In his complaint, Wije contended that the USDE negligently failed to protect him from constitutional violations by the Texas Womans University (TWU). He argues that the USDE had a duty to act in his favor based on a mission statement on the USDEs website, a broad policy statement in a form letter from the USDEs Office of Civil Rights, and more generally under the Constitution. The district court properly dismissed his action because his claims are not based on any “law of the place”—in this case, Texas law—under which “the United States, if a private person, would be liable.” 28 U.S.C. § 1346(b)(1); see FDIC v. Meyer, 510 U.S. 471, 477-78, 114 S.Ct. 996, 127 L.Ed.2d 308 (1994); Coleman v. United States, 912 F.3d 824, 835 (5th Cir. 2019).

Further, the action is barred by the discretionary function exception of 28 U.S.C. § 2680(a) because Wije fails to allege any specific nondiscretionary duty imposed on the USDE. See United States v. Gaubert, 499 U.S. 315, 322-23, 111 S.Ct. 1267, 113 L.Ed.2d 335 (1991). We also note that the claims and issues in this action are indistinguishable from those rejected in a 2014 action against TWU and the USDE. See Wije v. Stuart, 694 F. Appx 234, 235-36 (5th Cir. 2017). Wije is precluded from relitigating those clams and issues. See United States v. Shanbaum, 10 F.3d 305, 310-11 (5th Cir. 1994) (addressing the doctrines of issue preclusion and claim preclusion).

Wije has failed to identify any nonfrivolous issue for appeal. See McGarrah, 783 F.3d at 584. Accordingly, the IFP motion is DENIED, and the appeal is DISMISSED AS FRIVOLOUS.

In addition to this frivolous appeal, Wije has filed two essentially identical and equally meritless civil actions.
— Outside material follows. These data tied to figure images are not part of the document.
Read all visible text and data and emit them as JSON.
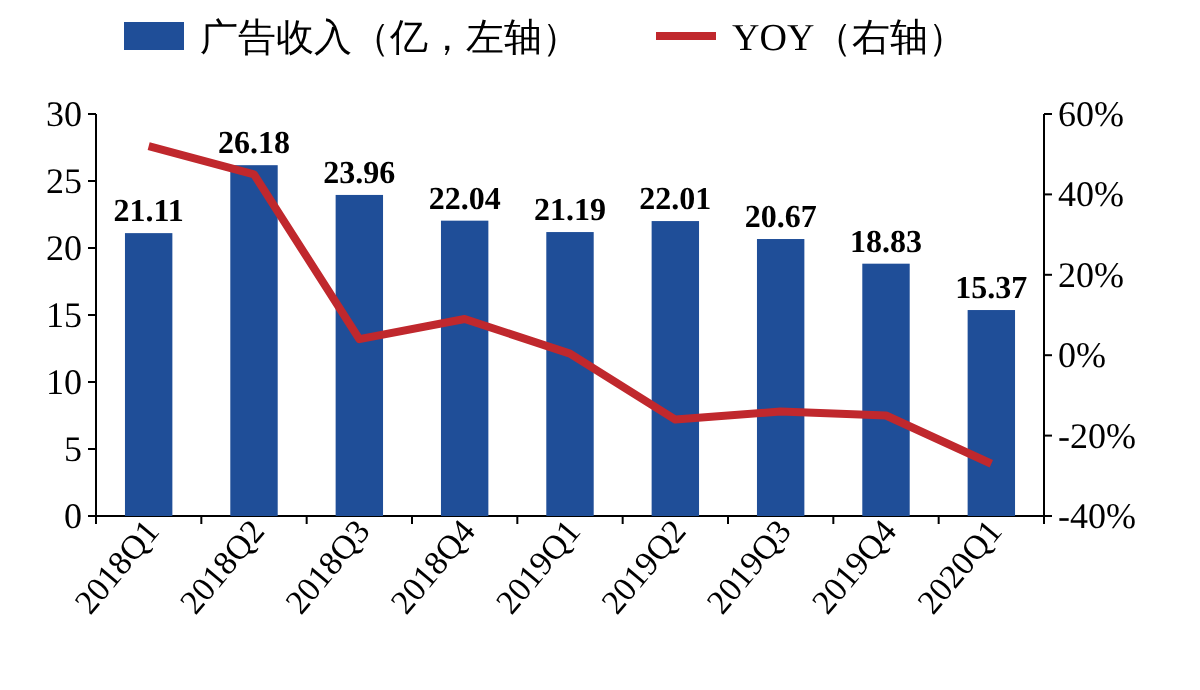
{
  "chart_data": {
    "type": "bar",
    "categories": [
      "2018Q1",
      "2018Q2",
      "2018Q3",
      "2018Q4",
      "2019Q1",
      "2019Q2",
      "2019Q3",
      "2019Q4",
      "2020Q1"
    ],
    "series": [
      {
        "name": "广告收入（亿，左轴）",
        "color": "#1f4e98",
        "values": [
          21.11,
          26.18,
          23.96,
          22.04,
          21.19,
          22.01,
          20.67,
          18.83,
          15.37
        ],
        "value_labels": [
          "21.11",
          "26.18",
          "23.96",
          "22.04",
          "21.19",
          "22.01",
          "20.67",
          "18.83",
          "15.37"
        ]
      },
      {
        "name": "YOY（右轴）",
        "type": "line",
        "axis": "y2",
        "color": "#c0282d",
        "values": [
          52,
          45,
          4,
          9,
          0.4,
          -16,
          -14,
          -15,
          -27
        ]
      }
    ],
    "ylim": [
      0,
      30
    ],
    "yticks": [
      0,
      5,
      10,
      15,
      20,
      25,
      30
    ],
    "y2lim": [
      -40,
      60
    ],
    "y2ticks": [
      {
        "value": -40,
        "label": "-40%"
      },
      {
        "value": -20,
        "label": "-20%"
      },
      {
        "value": 0,
        "label": "0%"
      },
      {
        "value": 20,
        "label": "20%"
      },
      {
        "value": 40,
        "label": "40%"
      },
      {
        "value": 60,
        "label": "60%"
      }
    ],
    "legend": "top",
    "grid": false,
    "marker": "none",
    "line_style": "solid"
  }
}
He is therefore WARNED that the filing of additional repetitive or frivolous actions or appeals will result in sanctions, including monetary sanctions and limits on his access to this court and any court subject to this courts jurisdiction.

FOOTNOTES

FOOTNOTE

Per Curiam:*

FN* Pursuant to 5th Circuit Rule 47.5, the court has determined that this opinion should not be published and is not precedent except under the limited circumstances set forth in 5th Circuit Rule 47.5.4.